Os diferentes processos de surgimento das cidades carregam até hoje em sua atualidade discursos de um passado e um “saber colonial”, que se manifestam em vários momentos na sociedade. “A venda da imagem de cidade segura muitas vezes vai junto com a venda da cidade justa e democrática. No diagnóstico produzido pelo Plano Estratégico do Rio de Janeiro, com a assessoria de consultores catalâes, a cidade é apresentada como ‘laboratório de experimentação e aperfeiçoamento democrático, baixa intolerância racial e exemplo de harmonia social’” (VEINER, 1999)

Imagem: Planta da cidade de São Sebastião do Rio de Janeiro com suas fortificações, de autoria do engenheiro militar Jean Massé, de 1713, mostrando à direita e ao alto a região do Valongo, então um local ermo.


Imagem: Seqüência da evolução histórica do Porto do Rio.


Encontramos na zona portuária um palco de experimentos do capital.

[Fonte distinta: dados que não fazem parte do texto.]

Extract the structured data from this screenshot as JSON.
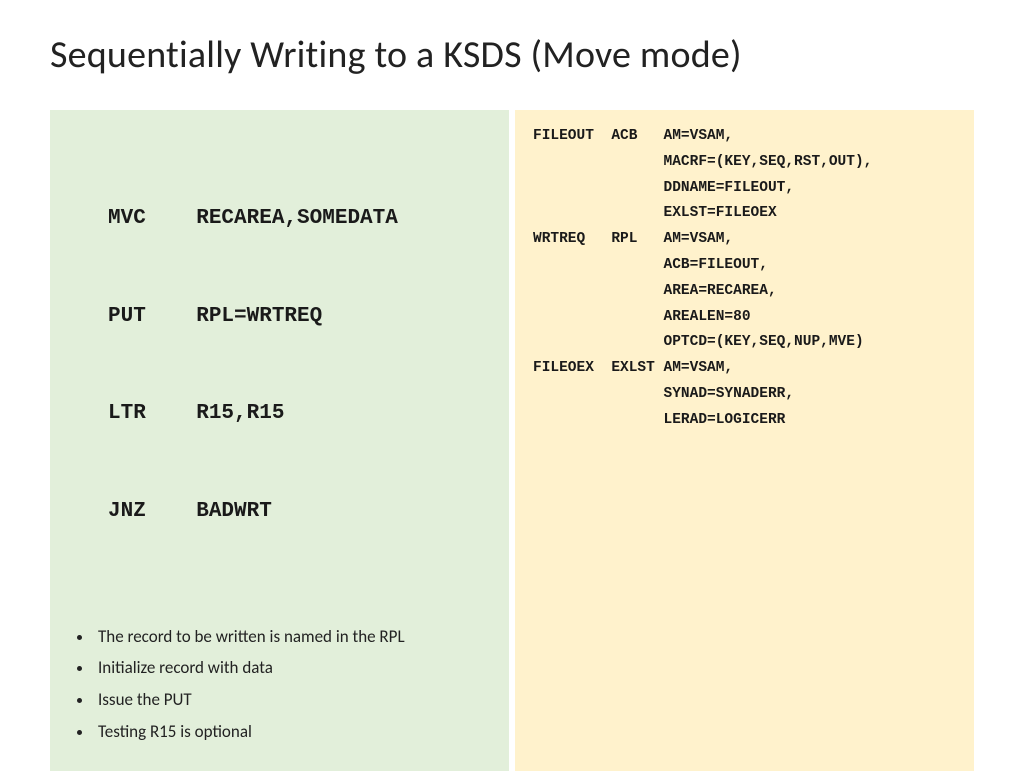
{
  "title": "Sequentially Writing to a KSDS (Move mode)",
  "asm": {
    "l1": "MVC    RECAREA,SOMEDATA",
    "l2": "PUT    RPL=WRTREQ",
    "l3": "LTR    R15,R15",
    "l4": "JNZ    BADWRT"
  },
  "bullets": {
    "b1": "The record to be written is named in the RPL",
    "b2": "Initialize record with data",
    "b3": "Issue the PUT",
    "b4": "Testing R15 is optional"
  },
  "right": {
    "r01": "FILEOUT  ACB   AM=VSAM,",
    "r02": "               MACRF=(KEY,SEQ,RST,OUT),",
    "r03": "               DDNAME=FILEOUT,",
    "r04": "               EXLST=FILEOEX",
    "r05": "WRTREQ   RPL   AM=VSAM,",
    "r06": "               ACB=FILEOUT,",
    "r07": "               AREA=RECAREA,",
    "r08": "               AREALEN=80",
    "r09": "               OPTCD=(KEY,SEQ,NUP,MVE)",
    "r10": "FILEOEX  EXLST AM=VSAM,",
    "r11": "               SYNAD=SYNADERR,",
    "r12": "               LERAD=LOGICERR"
  }
}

A cidade é transformada de diversas maneiras a fim de atingir um público específico, e faz isso virando as costas a quem pertence a sua base, a sua força de trabalho, a sua história. “O princípio do século XX, com a modernização do Porto do Rio de Janeiro no âmbito da reforma Pereira Passos, e o princípio do século XXI, com o ‘sonho tornado realidade’ da ‘revitalização’ da Região Portuária do Rio de Janeiro, são exemplos da constituição colonial dos saberes sobre a cidade.” (LIMA, SENE E SOUZA, 2016)



A zona portuária compreende a região do Valongo, local onde, no século XIX, atracavam navios negreiros e os escravos eram comercializados, mesmo depois da proibição do tráfico negreiro transatlântico. Mais de meio milhão de escravos, um quarto população escrava no Brasil, desembarcou naquele cais.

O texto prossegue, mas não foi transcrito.